Our roadblock was but one of perhaps 50 to 60 or so that spring up daily around Harare, the once beautiful but now decaying capital of Zimbabwe. Each one provides an opportunity for already well-paid policemen to shakedown motorists, many of whom now use a mobile phone app to locate and avoid the latest blockades. Still, the motoring hassles and extortion with impunity continues unabated.
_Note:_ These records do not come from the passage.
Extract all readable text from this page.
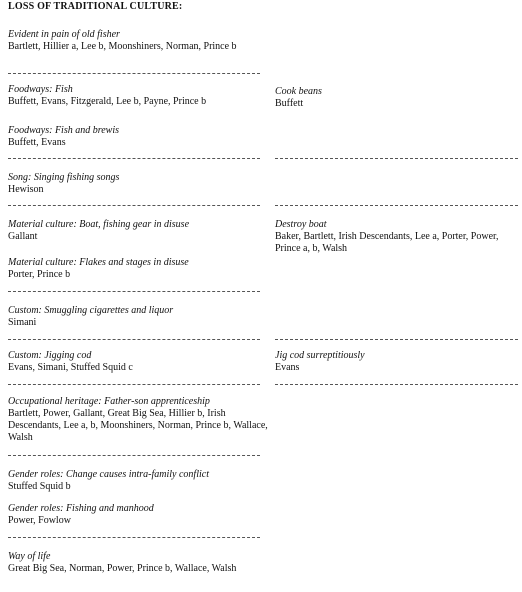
LOSS OF TRADITIONAL CULTURE:
Evident in pain of old fisher
Bartlett, Hillier a, Lee b, Moonshiners, Norman, Prince b
Foodways: Fish
Buffett, Evans, Fitzgerald, Lee b, Payne, Prince b
Foodways: Fish and brewis
Buffett, Evans
Song: Singing fishing songs
Hewison
Material culture: Boat, fishing gear in disuse
Gallant
Material culture: Flakes and stages in disuse
Porter, Prince b
Custom: Smuggling cigarettes and liquor
Simani
Custom: Jigging cod
Evans, Simani, Stuffed Squid c
Occupational heritage: Father-son apprenticeship
Bartlett, Power, Gallant, Great Big Sea, Hillier b, Irish Descendants, Lee a, b, Moonshiners, Norman, Prince b, Wallace, Walsh
Gender roles: Change causes intra-family conflict
Stuffed Squid b
Gender roles: Fishing and manhood
Power, Fowlow
Way of life
Great Big Sea, Norman, Power, Prince b, Wallace, Walsh
Cook beans
Buffett
Destroy boat
Baker, Bartlett, Irish Descendants, Lee a, Porter, Power, Prince a, b, Walsh
Jig cod surreptitiously
Evans
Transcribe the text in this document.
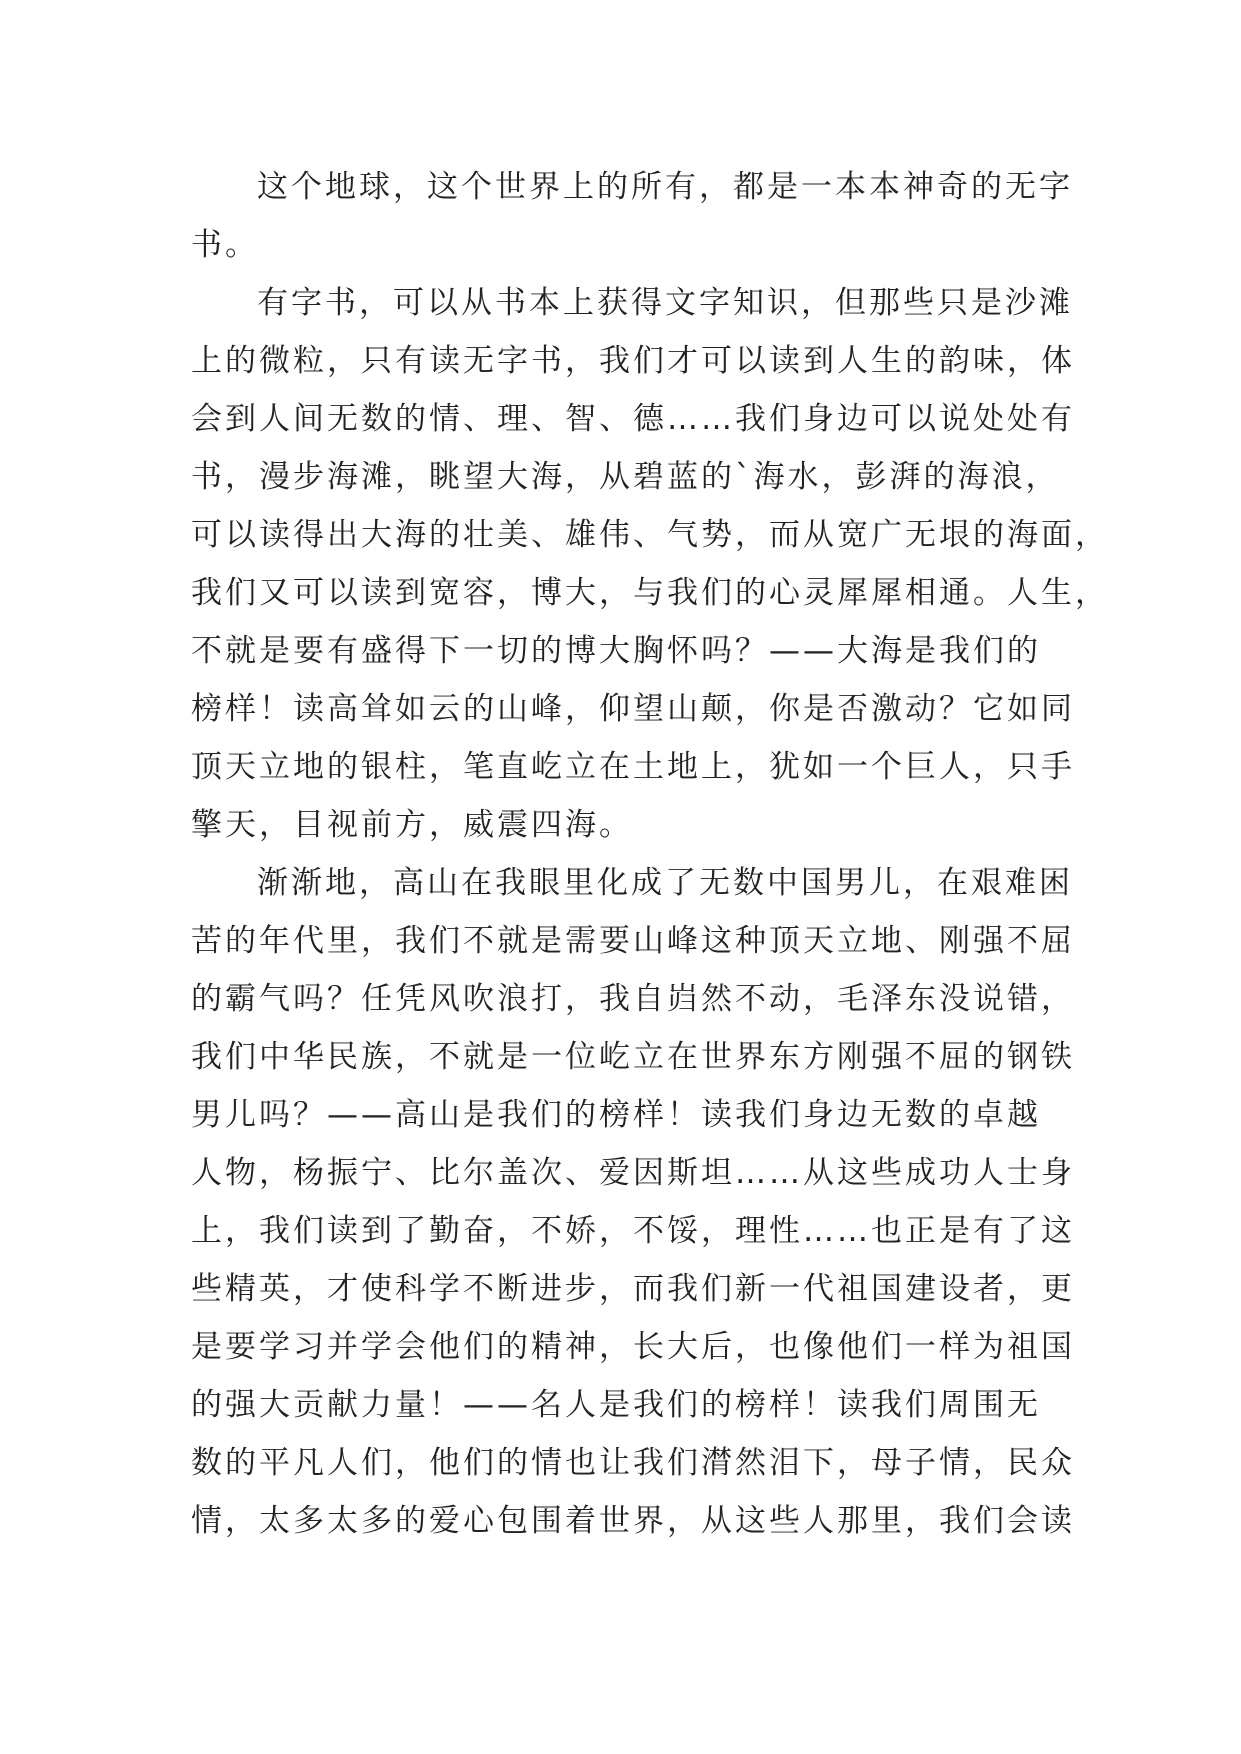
这个地球，这个世界上的所有，都是一本本神奇的无字
书。
有字书，可以从书本上获得文字知识，但那些只是沙滩
上的微粒，只有读无字书，我们才可以读到人生的韵味，体
会到人间无数的情、理、智、德……我们身边可以说处处有
书，漫步海滩，眺望大海，从碧蓝的`海水，彭湃的海浪，
可以读得出大海的壮美、雄伟、气势，而从宽广无垠的海面，
我们又可以读到宽容，博大，与我们的心灵犀犀相通。人生，
不就是要有盛得下一切的博大胸怀吗？——大海是我们的
榜样！读高耸如云的山峰，仰望山颠，你是否激动？它如同
顶天立地的银柱，笔直屹立在土地上，犹如一个巨人，只手
擎天，目视前方，威震四海。
渐渐地，高山在我眼里化成了无数中国男儿，在艰难困
苦的年代里，我们不就是需要山峰这种顶天立地、刚强不屈
的霸气吗？任凭风吹浪打，我自岿然不动，毛泽东没说错，
我们中华民族，不就是一位屹立在世界东方刚强不屈的钢铁
男儿吗？——高山是我们的榜样！读我们身边无数的卓越
人物，杨振宁、比尔盖次、爱因斯坦……从这些成功人士身
上，我们读到了勤奋，不娇，不馁，理性……也正是有了这
些精英，才使科学不断进步，而我们新一代祖国建设者，更
是要学习并学会他们的精神，长大后，也像他们一样为祖国
的强大贡献力量！——名人是我们的榜样！读我们周围无
数的平凡人们，他们的情也让我们潸然泪下，母子情，民众
情，太多太多的爱心包围着世界，从这些人那里，我们会读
Police inspectors-general may promise to contain the Constable Moyo’s of Zimbabwe, but in fact they receive proceeds from the system of extortion which, along with all manner of other bribe-collecting schemes (to obtain birth certificates, marriage licences, permits to import furniture, etc.) that plague the citizens of Zimbabwe.
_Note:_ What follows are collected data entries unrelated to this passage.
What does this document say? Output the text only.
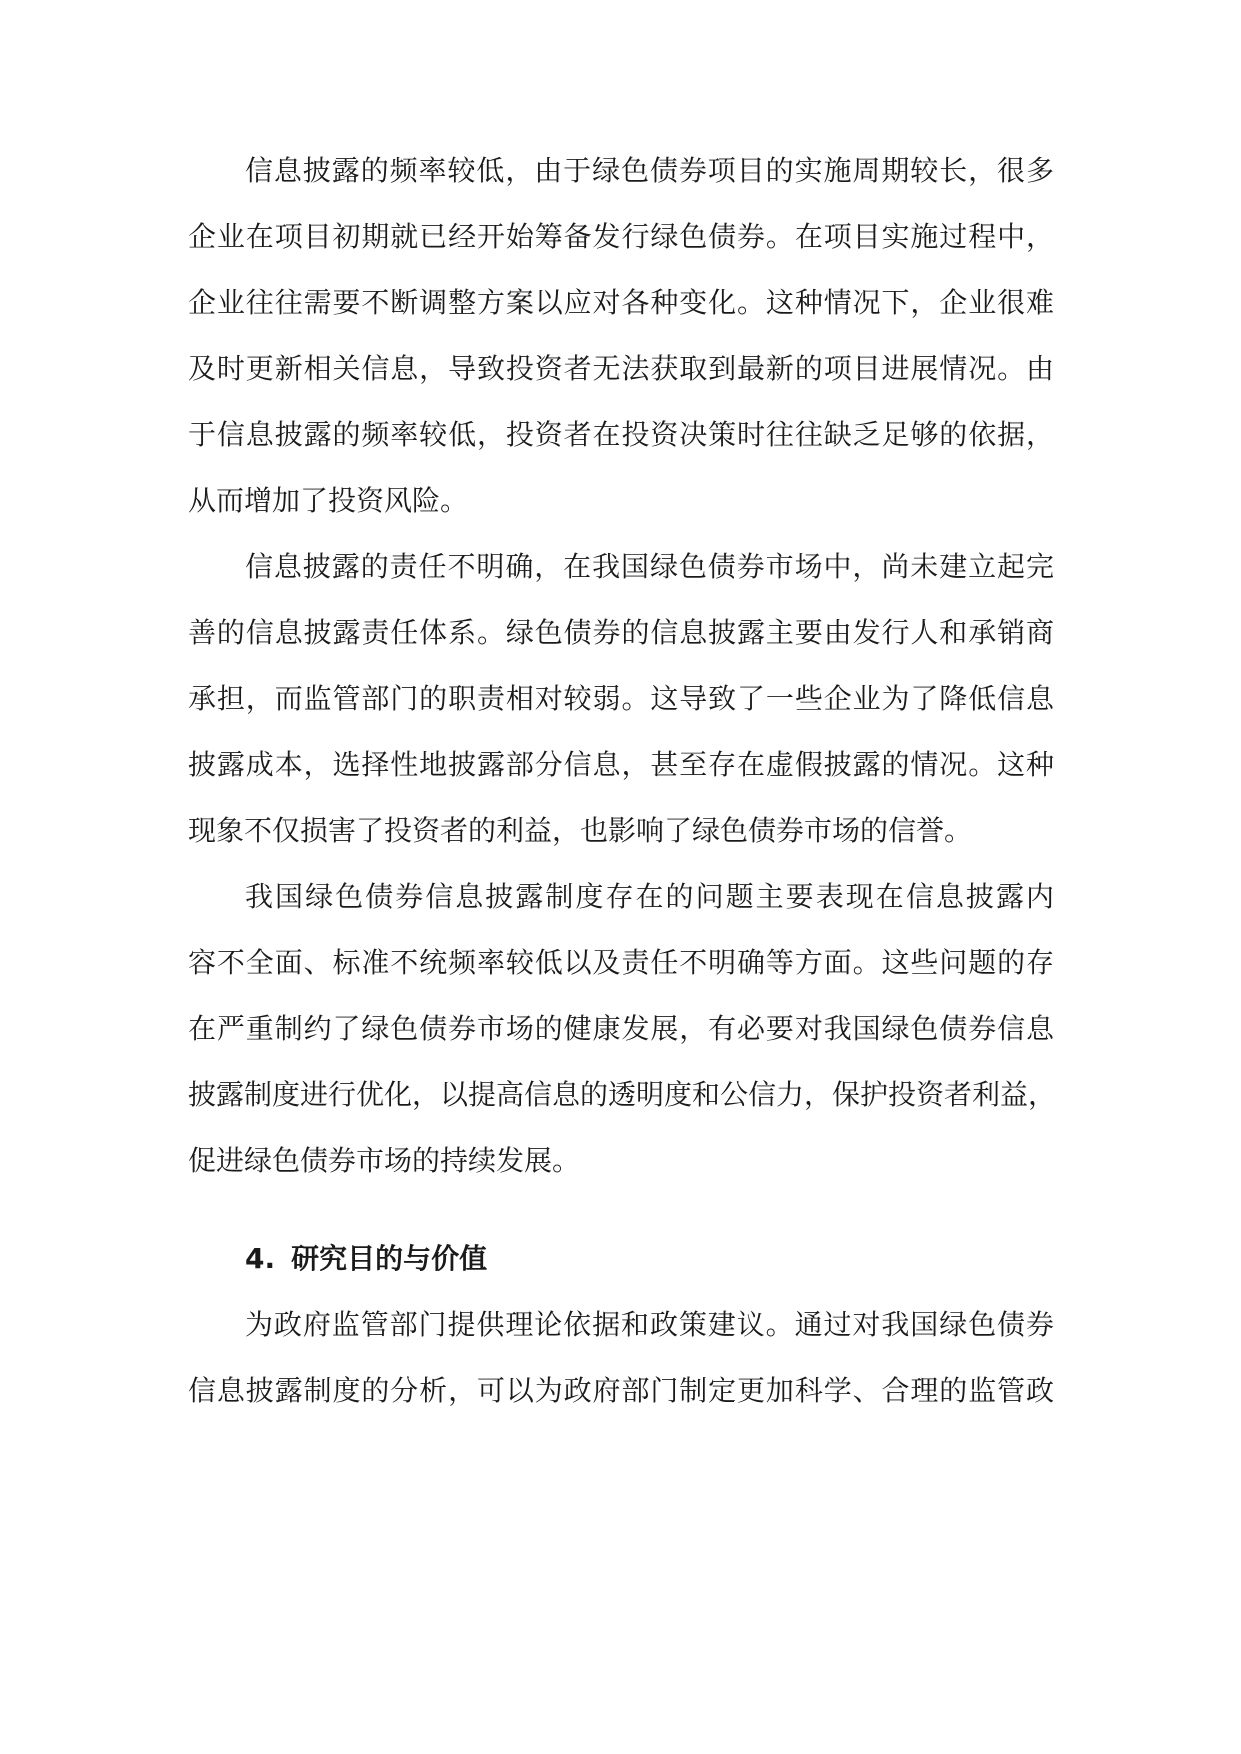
信息披露的频率较低，由于绿色债券项目的实施周期较长，很多
企业在项目初期就已经开始筹备发行绿色债券。在项目实施过程中，
企业往往需要不断调整方案以应对各种变化。这种情况下，企业很难
及时更新相关信息，导致投资者无法获取到最新的项目进展情况。由
于信息披露的频率较低，投资者在投资决策时往往缺乏足够的依据，
从而增加了投资风险。
信息披露的责任不明确，在我国绿色债券市场中，尚未建立起完
善的信息披露责任体系。绿色债券的信息披露主要由发行人和承销商
承担，而监管部门的职责相对较弱。这导致了一些企业为了降低信息
披露成本，选择性地披露部分信息，甚至存在虚假披露的情况。这种
现象不仅损害了投资者的利益，也影响了绿色债券市场的信誉。
我国绿色债券信息披露制度存在的问题主要表现在信息披露内
容不全面、标准不统频率较低以及责任不明确等方面。这些问题的存
在严重制约了绿色债券市场的健康发展，有必要对我国绿色债券信息
披露制度进行优化，以提高信息的透明度和公信力，保护投资者利益，
促进绿色债券市场的持续发展。
4. 研究目的与价值
为政府监管部门提供理论依据和政策建议。通过对我国绿色债券
信息披露制度的分析，可以为政府部门制定更加科学、合理的监管政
Since corruption always begins at the top, not from the bottom, and since we know that venal or grand corruption has ripped over Zimbabwe with tsunami force since about 1995, Constable Moyo, scamming for bribes as he does, reflects much that is pernicious about Zimbabwe. His actions also betray, at the personal level, the destruction that autocratic President Robert Mugabe, now 93, has wreaked on Zimbabwe since 1980.
Under Mr. Mugabe, who threatens to run again for President in 2018 despite his age and evident frailty, Zimbabwe has slipped backward to become among the poorest African countries. Corruption is at the core of the country’s rot – every position, every transaction, is imbued with it. No road is built, no political or official appointment made, without opportunity to profit.
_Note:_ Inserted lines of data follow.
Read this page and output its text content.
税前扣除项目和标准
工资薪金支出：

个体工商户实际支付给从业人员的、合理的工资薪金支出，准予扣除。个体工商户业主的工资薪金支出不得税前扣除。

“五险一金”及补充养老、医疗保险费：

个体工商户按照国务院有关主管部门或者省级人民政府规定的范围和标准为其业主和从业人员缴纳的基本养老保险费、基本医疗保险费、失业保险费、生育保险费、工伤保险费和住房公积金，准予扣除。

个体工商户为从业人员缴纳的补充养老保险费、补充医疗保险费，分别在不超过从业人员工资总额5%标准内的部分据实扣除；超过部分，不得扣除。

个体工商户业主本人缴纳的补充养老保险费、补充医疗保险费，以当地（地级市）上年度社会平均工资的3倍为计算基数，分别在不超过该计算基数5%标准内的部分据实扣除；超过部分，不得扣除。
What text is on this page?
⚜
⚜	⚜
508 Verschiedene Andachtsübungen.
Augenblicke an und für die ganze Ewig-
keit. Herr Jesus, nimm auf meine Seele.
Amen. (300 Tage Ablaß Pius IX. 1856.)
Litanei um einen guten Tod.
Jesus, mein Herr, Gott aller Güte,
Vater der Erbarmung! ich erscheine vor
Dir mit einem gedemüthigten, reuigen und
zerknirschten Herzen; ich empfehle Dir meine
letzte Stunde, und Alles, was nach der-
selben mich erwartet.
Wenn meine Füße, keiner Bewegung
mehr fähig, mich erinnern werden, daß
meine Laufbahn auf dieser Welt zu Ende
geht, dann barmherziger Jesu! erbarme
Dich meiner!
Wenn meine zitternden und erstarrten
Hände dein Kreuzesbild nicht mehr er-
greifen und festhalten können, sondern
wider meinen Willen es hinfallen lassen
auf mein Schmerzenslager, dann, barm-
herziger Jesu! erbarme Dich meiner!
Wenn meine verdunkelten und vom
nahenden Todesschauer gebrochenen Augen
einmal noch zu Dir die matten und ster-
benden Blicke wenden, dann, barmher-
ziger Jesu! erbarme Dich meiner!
As evidence of the national collapse, fully a third of Zimbabwe’s 16 million people have fled to South Africa, Botswana, Zambia, and Mozambique. Its economy has been reduced to 1953 performance levels. In an echo of the wild inflation of 2007-2009, Mr. Mugabe’s government has introduced its own nominal paper dollar “bonds” that are now only worth 50 cents. With only 4 per cent of bank deposits covered with real money (the U.S. dollar or the South African rand), the country lurches from financial chaos to widespread hardship.
Until Mr. Mugabe’s regime ends, and Zimbabwe is governed honestly, Constable Moyo and his ilk will continue to prevail, and ordinary citizens shudder.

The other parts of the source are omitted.